Asaf has provided great information in regards to the usage of NoSQL and when it is most appropriate. Given that your main concern was performance, I would tend to agree with his opinion - it would take you much more time and effort to adopt a completely new (and very different) data persistence platform than it would to trick out your SQL Server cluster. That said, my answer is mainly to address the "how" part of your question.
Addressing misunderstandings:
Denormalizing Data - You do not need to manually denormalize your existing data. This will be done for you when it is migrated over. More than anything you need to simply think about your data in a different fashion - root aggregates, entity and value types, etc.
Concurrency/Transactions - Transactions are possible in both Mongo and Raven, they are simply done in a different fashion. One of the inherent ways Raven does this is by using an ORM-like "unit of work" pattern with its RavenSession objects. Yes, your data validation needs to be done in code, but you already should be doing it there anyway. In my experience this is an over-hyped con.
How:
Install Raven or Mongo on a primary server, run it as a service.
Create or extend an existing application that uses the database you intend to port. This application needs all the model classes/libraries that your SQL database provides persistence for.
a. In your "data layer" you likely have a repository class somewhere. Extract an interface form this, and use it to build another repository class for your Raven/Mongo persistence. Both DB's have plenty good documentation for using their APIs to push/pull/update changes in the document graphs. It's pretty damn simple.
b. Load your SQL data into C# objects in memory. Pull back your top-level objects (just the entities) and load their inner collections and related data in memory. Your repository is probably already doing this (ex. when fetching an Order object, ensure not only its properties but associated collections like Items are loaded in memory.
c. Instantiate your Raven/Mongo repository and push the data to it. Primary entities become "top level documents" or "root aggregates" serialized in JSON, and their collections' data nested within. Save changes and close the repository. Note: You may break this step down into as many little pieces as your data deems necessary.
Once your data is migrated, play around with it and ensure you are satisfied. You may want to modify your application Models a little to adjust the way they are persisted to Raven/Mongo - for instance you may want to make both Orders and Items top-level documents and simply use reference values (much like relationships in RDBMS systems). Watch out here though, as doing so sort-of goes against the principal and performance behind NoSQL as now you have to tap the DB twice to get the Order and the Items.
If satisfied, shard/replicate your mongo/raven servers across your remaining available server boxes.
Obviously there are tons of little details I did not explain, but that is the general process, and much of it depends on the applications already consuming the database and may be tricky if more than one app/system talks to it.
Lastly, just to reiterate what Asaf said... learn as much as you can about NoSQL and its best use-cases. It is an amazing tool, but not golden solution for all data persistence. In your case try to really find the bottlenecks in your current solution and see if they are solvable. As one of my systems guys says, "technology for technology's sake is bullshit"

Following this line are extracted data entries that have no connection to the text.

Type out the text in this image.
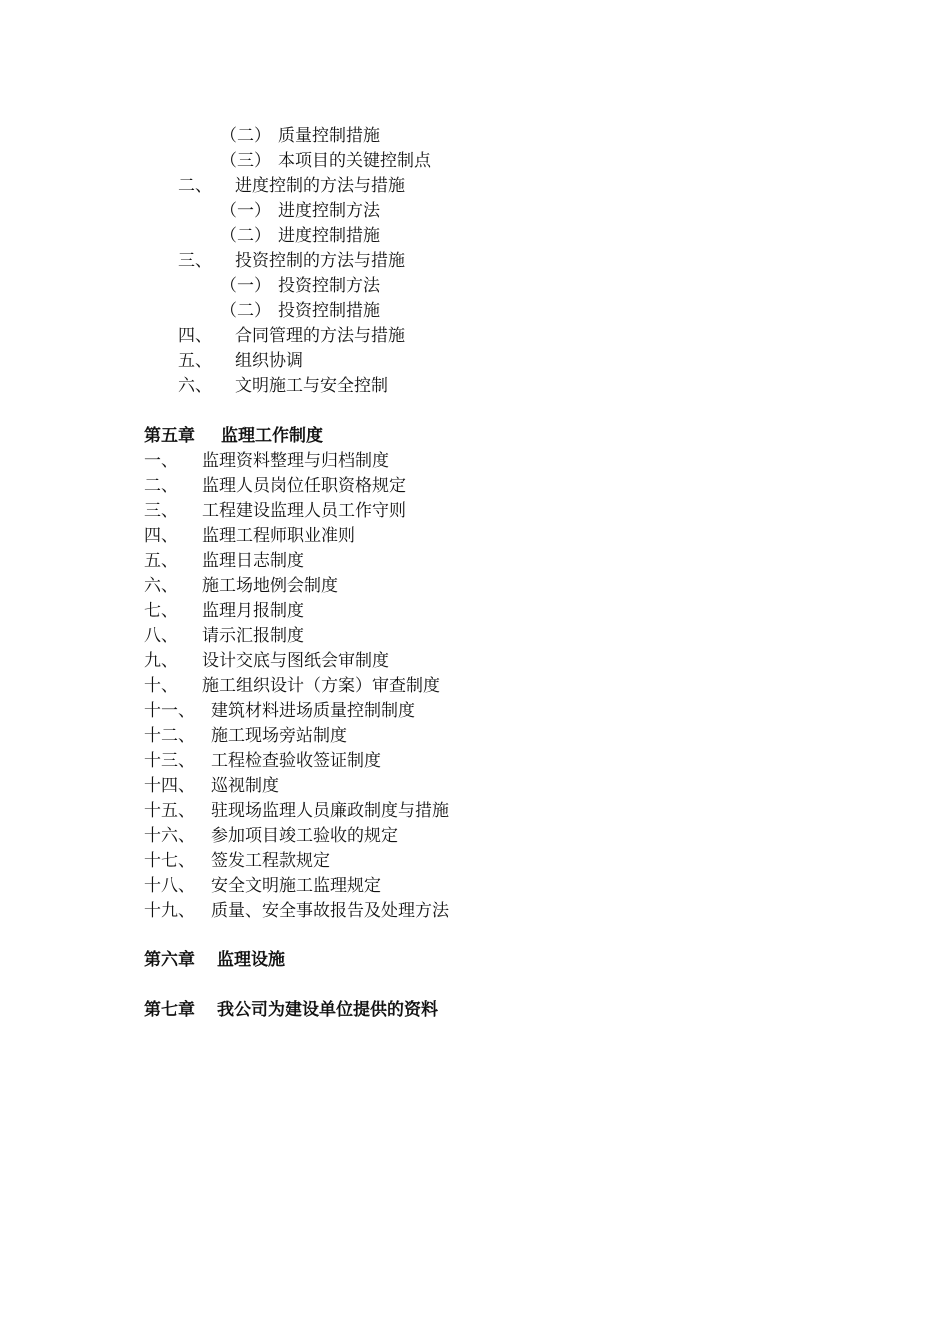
（二） 质量控制措施
（三） 本项目的关键控制点
二、 进度控制的方法与措施
（一） 进度控制方法
（二） 进度控制措施
三、 投资控制的方法与措施
（一） 投资控制方法
（二） 投资控制措施
四、 合同管理的方法与措施
五、 组织协调
六、 文明施工与安全控制
第五章 监理工作制度
一、 监理资料整理与归档制度
二、 监理人员岗位任职资格规定
三、 工程建设监理人员工作守则
四、 监理工程师职业准则
五、 监理日志制度
六、 施工场地例会制度
七、 监理月报制度
八、 请示汇报制度
九、 设计交底与图纸会审制度
十、 施工组织设计（方案）审查制度
十一、 建筑材料进场质量控制制度
十二、 施工现场旁站制度
十三、 工程检查验收签证制度
十四、 巡视制度
十五、 驻现场监理人员廉政制度与措施
十六、 参加项目竣工验收的规定
十七、 签发工程款规定
十八、 安全文明施工监理规定
十九、 质量、安全事故报告及处理方法
第六章 监理设施
第七章 我公司为建设单位提供的资料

JBoss TreeCache vs PojoCache when using invaludation rather than replication

We are setting up a Jboss cluster and we are building an own distributed cache solution built upon Jboss cache (Cant use it as 2nd level cache to ORM layer in our case). We want to use invalidation and not replication as cache mode. As far as i can see after (very) little testing both solutions seem to work, objects are put into the cache and objects seem to be evicted when they are updated on any of the servers.
This leads me to believe that PojoCache with AOP instrumentation is only needed when using replication so that you can replicate only updated field values and not whole objects. Am I correct here or are there any other advantages with using PojoCache over TreeCache in our scenario? And if PojoCache have advantages, do we still need AOP instrumentation and to annotate our entities with #PojoCacheable (yes, we are using JBCache 1.4.1) since we are not using relication?
Regards
Jonas Heineson
PoJoCache has the ability through AOP to:
only replicate changed fields and not whole objects. Makes a difference if e.g. your person object containes a huge image of the person and you only change the password
detect changes and thus can automatically put them on the list to be replicated.
TreeCache (plain) does not need AOP, but can thus not replicate individual fields or detect what has changed so that you need to trigger replication yourself.
If you don't replicate, those points are probably irrelevant.
IIrc, you don't need the #PojocaCacheable annotation for Pojo cache - without it, you need to specify the classes to be enhanced in a different way.
I have the feeling that if you are not replicating, the plain TreeCache will be enough.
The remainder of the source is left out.